Use finetuned model for inference programmatically

Question

Use finetuned model for inference programmatically

lighteternal opened this issue a year ago · comments

Dimitris Papadopoulos commented a year ago

Hi and kudos for this awesome tool! 💯
I have finetuned a model on my own dataset and I can quantitatively assess its performance via the inference tab.
However, I'd prefer to have a script that allows me to use it locally.

Am I right to assume that the generate method in llama_lora/lib/inference.py can be used to load the model and use it for prediction? A snippet/notebook would be extremely helpful!

Many thanks! ❤️

Pokai Chang · Answer 1 · Fri May 19 2023 00:17:41 GMT+0800 (China Standard Time)

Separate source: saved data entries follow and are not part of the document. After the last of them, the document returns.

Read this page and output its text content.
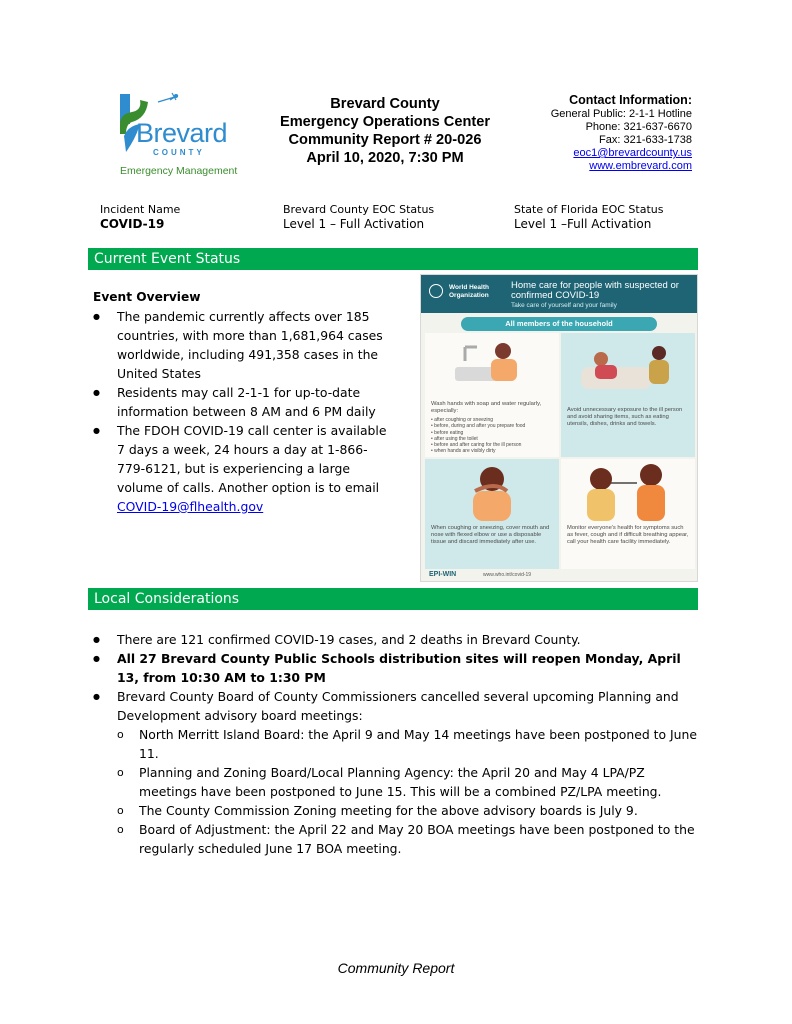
Brevard
COUNTY
Emergency Management
Brevard County
Emergency Operations Center
Community Report # 20-026
April 10, 2020, 7:30 PM
Contact Information:
General Public: 2-1-1 Hotline
Phone: 321-637-6670
Fax: 321-633-1738
eoc1@brevardcounty.us
www.embrevard.com
Incident Name
COVID-19
Brevard County EOC Status
Level 1 – Full Activation
State of Florida EOC Status
Level 1 –Full Activation
Current Event Status
Event Overview
● The pandemic currently affects over 185 countries, with more than 1,681,964 cases worldwide, including 491,358 cases in the United States
● Residents may call 2-1-1 for up-to-date information between 8 AM and 6 PM daily
● The FDOH COVID-19 call center is available 7 days a week, 24 hours a day at 1-866-779-6121, but is experiencing a large volume of calls. Another option is to email COVID-19@flhealth.gov
World Health Organization
Home care for people with suspected or confirmed COVID-19
Take care of yourself and your family
All members of the household
Wash hands with soap and water regularly, especially:
• after coughing or sneezing
• before, during and after you prepare food
• before eating
• after using the toilet
• before and after caring for the ill person
• when hands are visibly dirty
Avoid unnecessary exposure to the ill person and avoid sharing items, such as eating utensils, dishes, drinks and towels.
When coughing or sneezing, cover mouth and nose with flexed elbow or use a disposable tissue and discard immediately after use.
Monitor everyone's health for symptoms such as fever, cough and if difficult breathing appear, call your health care facility immediately.
EPI-WIN	www.who.int/covid-19
Local Considerations
● There are 121 confirmed COVID-19 cases, and 2 deaths in Brevard County.
● All 27 Brevard County Public Schools distribution sites will reopen Monday, April 13, from 10:30 AM to 1:30 PM
● Brevard County Board of County Commissioners cancelled several upcoming Planning and Development advisory board meetings:
o North Merritt Island Board: the April 9 and May 14 meetings have been postponed to June 11.
o Planning and Zoning Board/Local Planning Agency: the April 20 and May 4 LPA/PZ meetings have been postponed to June 15. This will be a combined PZ/LPA meeting.
o The County Commission Zoning meeting for the above advisory boards is July 9.
o Board of Adjustment: the April 22 and May 20 BOA meetings have been postponed to the regularly scheduled June 17 BOA meeting.
Community Report
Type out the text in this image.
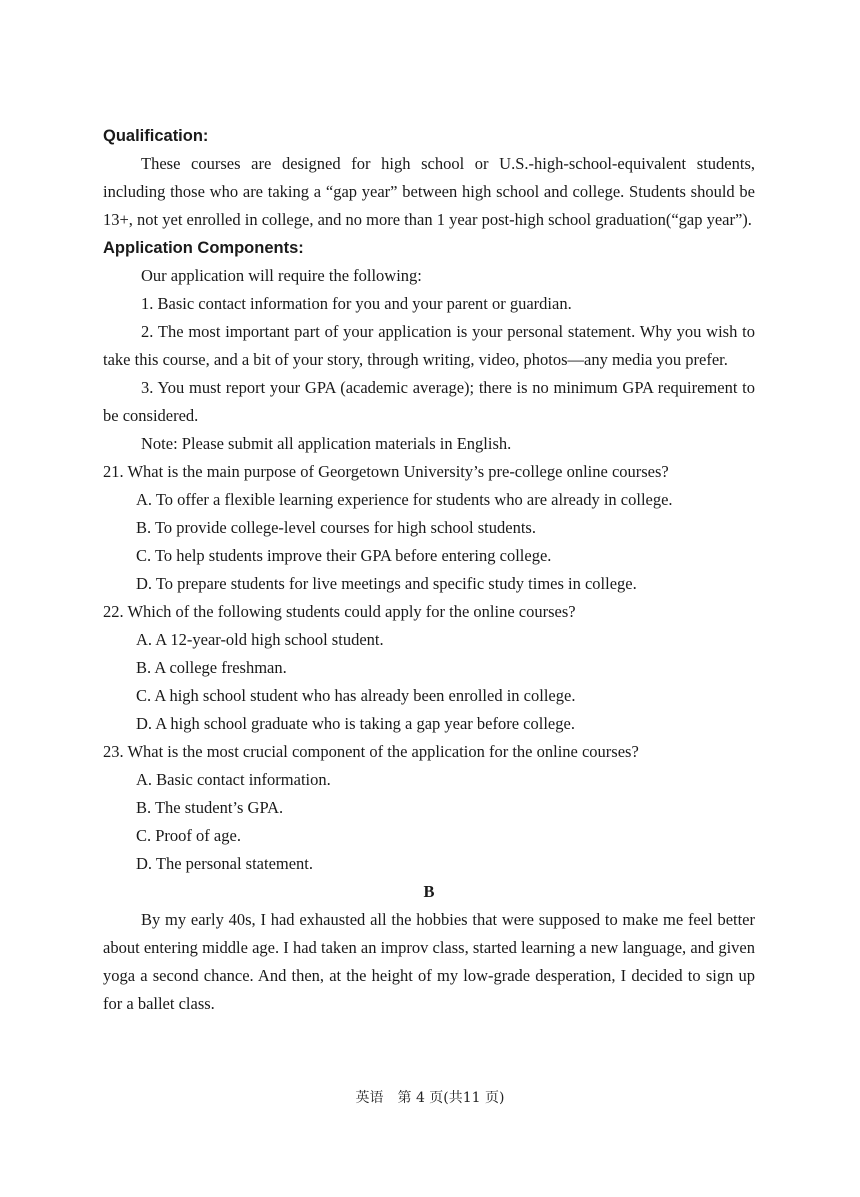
Qualification:

These courses are designed for high school or U.S.-high-school-equivalent students, including those who are taking a “gap year” between high school and college. Students should be 13+, not yet enrolled in college, and no more than 1 year post-high school graduation(“gap year”).

Application Components:

Our application will require the following:

1. Basic contact information for you and your parent or guardian.

2. The most important part of your application is your personal statement. Why you wish to take this course, and a bit of your story, through writing, video, photos—any media you prefer.

3. You must report your GPA (academic average); there is no minimum GPA requirement to be considered.

Note: Please submit all application materials in English.

21. What is the main purpose of Georgetown University’s pre-college online courses?

A. To offer a flexible learning experience for students who are already in college.

B. To provide college-level courses for high school students.

C. To help students improve their GPA before entering college.

D. To prepare students for live meetings and specific study times in college.

22. Which of the following students could apply for the online courses?

A. A 12-year-old high school student.

B. A college freshman.

C. A high school student who has already been enrolled in college.

D. A high school graduate who is taking a gap year before college.

23. What is the most crucial component of the application for the online courses?

A. Basic contact information.

B. The student’s GPA.

C. Proof of age.

D. The personal statement.

B

By my early 40s, I had exhausted all the hobbies that were supposed to make me feel better about entering middle age. I had taken an improv class, started learning a new language, and given yoga a second chance. And then, at the height of my low-grade desperation, I decided to sign up for a ballet class.

英语　第 4 页(共11 页)
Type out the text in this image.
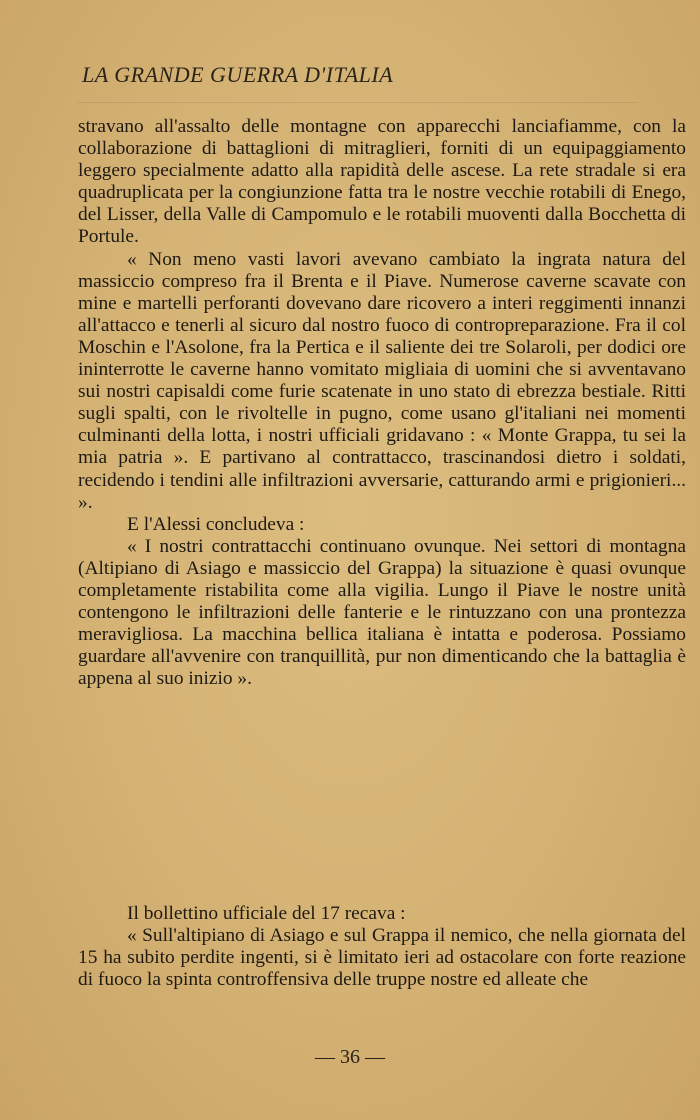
LA GRANDE GUERRA D'ITALIA

stravano all'assalto delle montagne con apparecchi lanciafiamme, con la collaborazione di battaglioni di mitraglieri, forniti di un equipaggiamento leggero specialmente adatto alla rapidità delle ascese. La rete stradale si era quadruplicata per la congiunzione fatta tra le nostre vecchie rotabili di Enego, del Lisser, della Valle di Campomulo e le rotabili muoventi dalla Bocchetta di Portule.

« Non meno vasti lavori avevano cambiato la ingrata natura del massiccio compreso fra il Brenta e il Piave. Numerose caverne scavate con mine e martelli perforanti dovevano dare ricovero a interi reggimenti innanzi all'attacco e tenerli al sicuro dal nostro fuoco di contropreparazione. Fra il col Moschin e l'Asolone, fra la Pertica e il saliente dei tre Solaroli, per dodici ore ininterrotte le caverne hanno vomitato migliaia di uomini che si avventavano sui nostri capisaldi come furie scatenate in uno stato di ebrezza bestiale. Ritti sugli spalti, con le rivoltelle in pugno, come usano gl'italiani nei momenti culminanti della lotta, i nostri ufficiali gridavano : « Monte Grappa, tu sei la mia patria ». E partivano al contrattacco, trascinandosi dietro i soldati, recidendo i tendini alle infiltrazioni avversarie, catturando armi e prigionieri... ».

E l'Alessi concludeva :

« I nostri contrattacchi continuano ovunque. Nei settori di montagna (Altipiano di Asiago e massiccio del Grappa) la situazione è quasi ovunque completamente ristabilita come alla vigilia. Lungo il Piave le nostre unità contengono le infiltrazioni delle fanterie e le rintuzzano con una prontezza meravigliosa. La macchina bellica italiana è intatta e poderosa. Possiamo guardare all'avvenire con tranquillità, pur non dimenticando che la battaglia è appena al suo inizio ».

Il bollettino ufficiale del 17 recava :

« Sull'altipiano di Asiago e sul Grappa il nemico, che nella giornata del 15 ha subito perdite ingenti, si è limitato ieri ad ostacolare con forte reazione di fuoco la spinta controffensiva delle truppe nostre ed alleate che

— 36 —
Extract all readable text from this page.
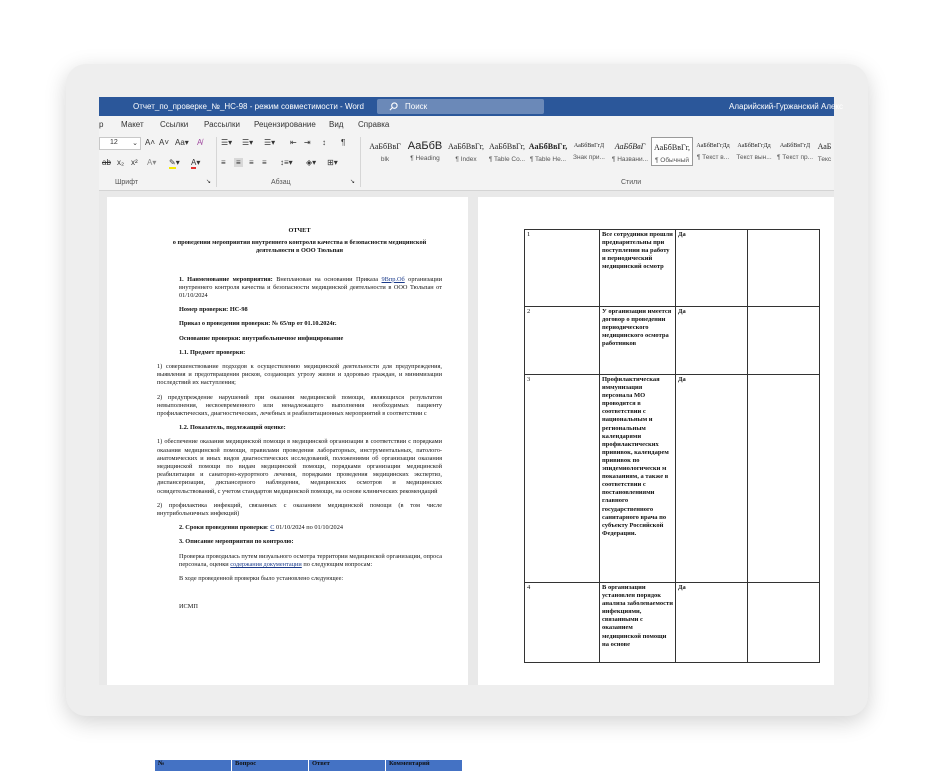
Отчет_по_проверке_№_НС-98 - режим совместимости - Word	Поиск	Аларийский-Гуржанский Алекс
р Макет Ссылки Рассылки Рецензирование Вид Справка
12 ⌄ A˄ A˅ Aa▾ A̸
ab x₂ x² A▾ ✎▾ A▾
Шрифт	↘
☰▾ ☰▾ ☰▾ ⇤ ⇥ ↕ ¶
≡ ≡ ≡ ≡ ↕≡▾ ◈▾ ⊞▾
Абзац	↘
АаБбВвГ
blk
АаБбВ
¶ Heading
АаБбВвГг,
¶ Index
АаБбВвГг,
¶ Table Co...
АаБбВвГг,
¶ Table He...
АаБбВвГгД
Знак при...
АаБбВвГ
¶ Названи...
АаБбВвГг,
¶ Обычный
АаБбВвГгДд
¶ Текст в...
АаБбВвГгДд
Текст вын...
АаБбВвГгД
¶ Текст пр...
АаБ
Текс
Стили

ОТЧЕТ

о проведении мероприятия внутреннего контроля качества и безопасности медицинской деятельности в ООО Тюльпан

1. Наименование мероприятия: Внеплановая на основании Приказа 9Впр.Об организации внутреннего контроля качества и безопасности медицинской деятельности в ООО Тюльпан от 01/10/2024

Номер проверки: НС-98

Приказ о проведении проверки: № 65/пр от 01.10.2024г.

Основание проверки: внутрибольничное инфицирование

1.1. Предмет проверки:

1) совершенствование подходов к осуществлению медицинской деятельности для предупреждения, выявления и предотвращения рисков, создающих угрозу жизни и здоровью граждан, и минимизации последствий их наступления;

2) предупреждение нарушений при оказании медицинской помощи, являющихся результатом невыполнения, несвоевременного или ненадлежащего выполнения необходимых пациенту профилактических, диагностических, лечебных и реабилитационных мероприятий в соответствии с

1.2. Показатель, подлежащий оценке:

1) обеспечение оказания медицинской помощи в медицинской организации в соответствии с порядками оказания медицинской помощи, правилами проведения лабораторных, инструментальных, патолого-анатомических и иных видов диагностических исследований, положениями об организации оказания медицинской помощи по видам медицинской помощи, порядками организации медицинской реабилитации и санаторно-курортного лечения, порядками проведения медицинских экспертиз, диспансеризации, диспансерного наблюдения, медицинских осмотров и медицинских освидетельствований, с учетом стандартов медицинской помощи, на основе клинических рекомендаций

2) профилактика инфекций, связанных с оказанием медицинской помощи (в том числе внутрибольничных инфекций)

2. Сроки проведения проверки: С 01/10/2024 по 01/10/2024

3. Описание мероприятия по контролю:

Проверка проводилась путем визуального осмотра территории медицинской организации, опроса персонала, оценки содержания документации по следующим вопросам:

В ходе проведенной проверки было установлено следующее:

ИСМП

№	Вопрос	Ответ	Комментарий
1	Все сотрудники прошли предварительны при поступлении на работу и периодический медицинский осмотр	Да	
2	У организации имеется договор о проведении периодического медицинского осмотра работников	Да	
3	Профилактическая иммунизация персонала МО проводится в соответствии с национальным и региональным календарями профилактических прививок, календарем прививок по эпидемиологически м показаниям, а также в соответствии с постановлениями главного государственного санитарного врача по субъекту Российской Федерации.	Да	
4	В организации установлен порядок анализа заболеваемости инфекциями, связанными с оказанием медицинской помощи на основе	Да	
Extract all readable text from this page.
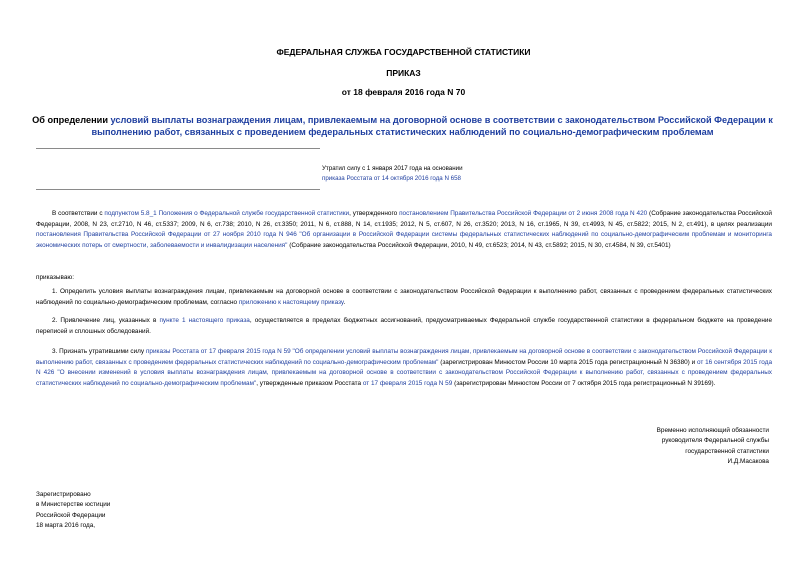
ФЕДЕРАЛЬНАЯ СЛУЖБА ГОСУДАРСТВЕННОЙ СТАТИСТИКИ
ПРИКАЗ
от 18 февраля 2016 года N 70
Об определении условий выплаты вознаграждения лицам, привлекаемым на договорной основе в соответствии с законодательством Российской Федерации к выполнению работ, связанных с проведением федеральных статистических наблюдений по социально-демографическим проблемам
Утратил силу с 1 января 2017 года на основании
приказа Росстата от 14 октября 2016 года N 658
В соответствии с подпунктом 5.8_1 Положения о Федеральной службе государственной статистики, утвержденного постановлением Правительства Российской Федерации от 2 июня 2008 года N 420 (Собрание законодательства Российской Федерации, 2008, N 23, ст.2710, N 46, ст.5337; 2009, N 6, ст.738; 2010, N 26, ст.3350; 2011, N 6, ст.888, N 14, ст.1935; 2012, N 5, ст.607, N 26, ст.3520; 2013, N 16, ст.1965, N 39, ст.4993, N 45, ст.5822; 2015, N 2, ст.491), в целях реализации постановления Правительства Российской Федерации от 27 ноября 2010 года N 946 "Об организации в Российской Федерации системы федеральных статистических наблюдений по социально-демографическим проблемам и мониторинга экономических потерь от смертности, заболеваемости и инвалидизации населения" (Собрание законодательства Российской Федерации, 2010, N 49, ст.6523; 2014, N 43, ст.5892; 2015, N 30, ст.4584, N 39, ст.5401)
приказываю:
1. Определить условия выплаты вознаграждения лицам, привлекаемым на договорной основе в соответствии с законодательством Российской Федерации к выполнению работ, связанных с проведением федеральных статистических наблюдений по социально-демографическим проблемам, согласно приложению к настоящему приказу.
2. Привлечение лиц, указанных в пункте 1 настоящего приказа, осуществляется в пределах бюджетных ассигнований, предусматриваемых Федеральной службе государственной статистики в федеральном бюджете на проведение переписей и сплошных обследований.
3. Признать утратившими силу приказы Росстата от 17 февраля 2015 года N 59 "Об определении условий выплаты вознаграждения лицам, привлекаемым на договорной основе в соответствии с законодательством Российской Федерации к выполнению работ, связанных с проведением федеральных статистических наблюдений по социально-демографическим проблемам" (зарегистрирован Минюстом России 10 марта 2015 года регистрационный N 36380) и от 16 сентября 2015 года N 426 "О внесении изменений в условия выплаты вознаграждения лицам, привлекаемым на договорной основе в соответствии с законодательством Российской Федерации к выполнению работ, связанных с проведением федеральных статистических наблюдений по социально-демографическим проблемам", утвержденные приказом Росстата от 17 февраля 2015 года N 59 (зарегистрирован Минюстом России от 7 октября 2015 года регистрационный N 39169).
Временно исполняющий обязанности
руководителя Федеральной службы
государственной статистики
И.Д.Масакова
Зарегистрировано
в Министерстве юстиции
Российской Федерации
18 марта 2016 года,
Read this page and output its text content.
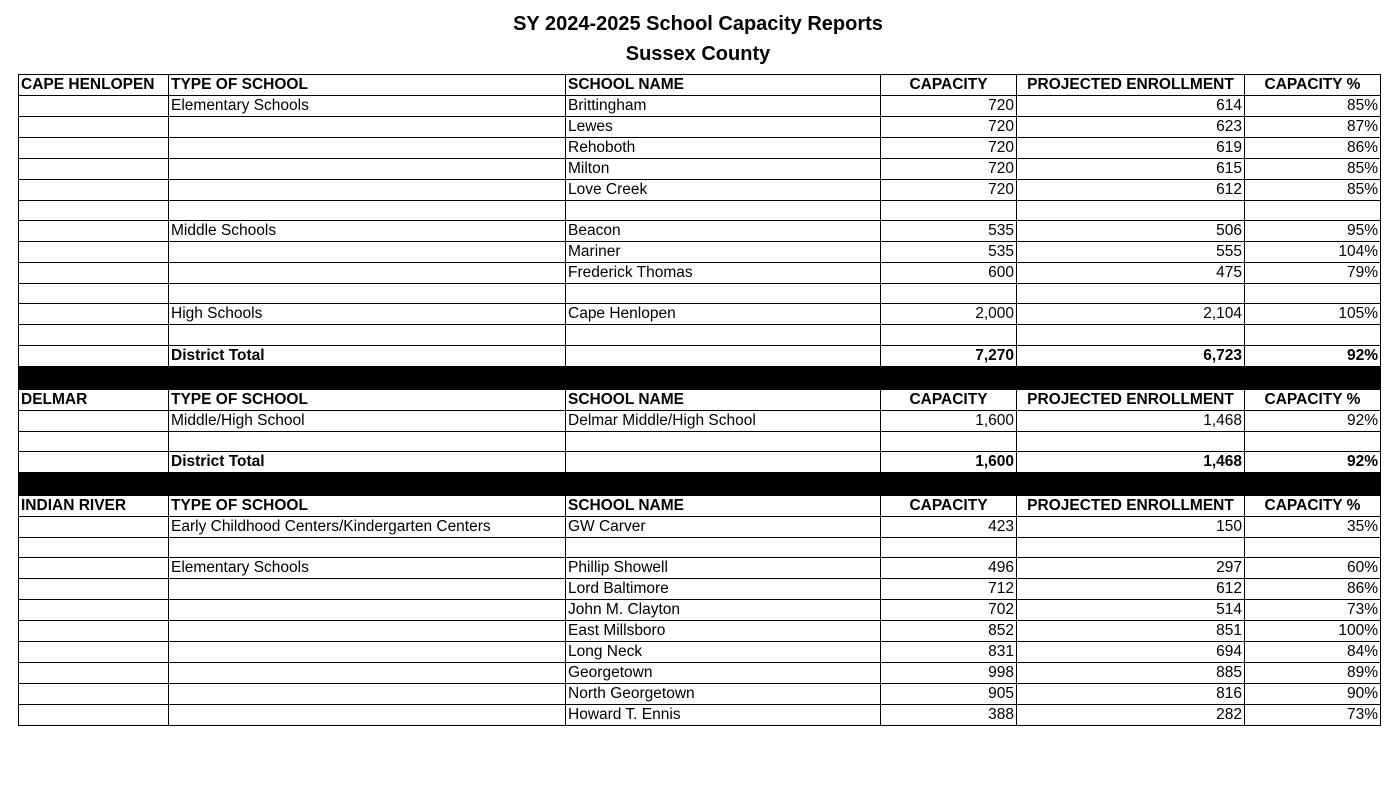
SY 2024-2025 School Capacity Reports
Sussex County
CAPE HENLOPEN	TYPE OF SCHOOL	SCHOOL NAME	CAPACITY	PROJECTED ENROLLMENT	CAPACITY %
	Elementary Schools	Brittingham	720	614	85%
		Lewes	720	623	87%
		Rehoboth	720	619	86%
		Milton	720	615	85%
		Love Creek	720	612	85%

	Middle Schools	Beacon	535	506	95%
		Mariner	535	555	104%
		Frederick Thomas	600	475	79%

	High Schools	Cape Henlopen	2,000	2,104	105%

	District Total		7,270	6,723	92%

DELMAR	TYPE OF SCHOOL	SCHOOL NAME	CAPACITY	PROJECTED ENROLLMENT	CAPACITY %
	Middle/High School	Delmar Middle/High School	1,600	1,468	92%

	District Total		1,600	1,468	92%

INDIAN RIVER	TYPE OF SCHOOL	SCHOOL NAME	CAPACITY	PROJECTED ENROLLMENT	CAPACITY %
	Early Childhood Centers/Kindergarten Centers	GW Carver	423	150	35%

	Elementary Schools	Phillip Showell	496	297	60%
		Lord Baltimore	712	612	86%
		John M. Clayton	702	514	73%
		East Millsboro	852	851	100%
		Long Neck	831	694	84%
		Georgetown	998	885	89%
		North Georgetown	905	816	90%
		Howard T. Ennis	388	282	73%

Yes, it's assumed to work without dependencies on the UI, as I want to build other kinds of UI or even a CLI interface. You can try to import and call it and see if it works! Let me know if you encounter any problems and I'll be happy to help.

Dimitris Papadopoulos · Answer 2 · Fri May 19 2023 15:32:47 GMT+0800 (China Standard Time)

So, I tried to import and use generate but I am missing the values of most of its arguments:

def generate(
    model,
    tokenizer,
    prompt,
    generation_config,
    max_new_tokens,
    stopping_criteria=[],
    stream_output=False
):

I am confused whether we need to load the base Llama values (model, tokenizer) in the above method or the finetuned LoRA model ones. I assume it's the former, but if so, how/where are we loading the adapter_config?

If you could provide a snippet that given a prompt and an input performs inference using the alpaca-lora-7b-yoda-v01 model (non-UI, just print output on Colab) it would be super easy for me to adjust it to my own use case.

Pokai Chang · Answer 3 · Fri May 19 2023 17:09:54 GMT+0800 (China Standard Time)

!git clone https://github.com/zetavg/LLaMA-LoRA-Tuner.git llm_tuner
!cd llm_tuner && git checkout dfc944d
!pip install -r llm_tuner/requirements.lock.txt

from transformers import AutoModelForCausalLM, LlamaTokenizer
from peft import PeftModel

tokenizer = LlamaTokenizer.from_pretrained('decapoda-research/llama-7b-hf')
model = AutoModelForCausalLM.from_pretrained('decapoda-research/llama-7b-hf', load_in_8bit=True, device_map={'': 0})
model = PeftModel.from_pretrained(model, 'zetavg/alpaca-lora-7b-yoda-v01', device_map={'': 0})

from transformers import GenerationConfig
from llm_tuner.llama_lora.lib.inference import generate

generation_config = GenerationConfig(
    temperature=0.7,
    top_p=0.75,
    top_k=10,
    repetition_penalty=1.8,
    num_beams=2,
    do_sample=True,
)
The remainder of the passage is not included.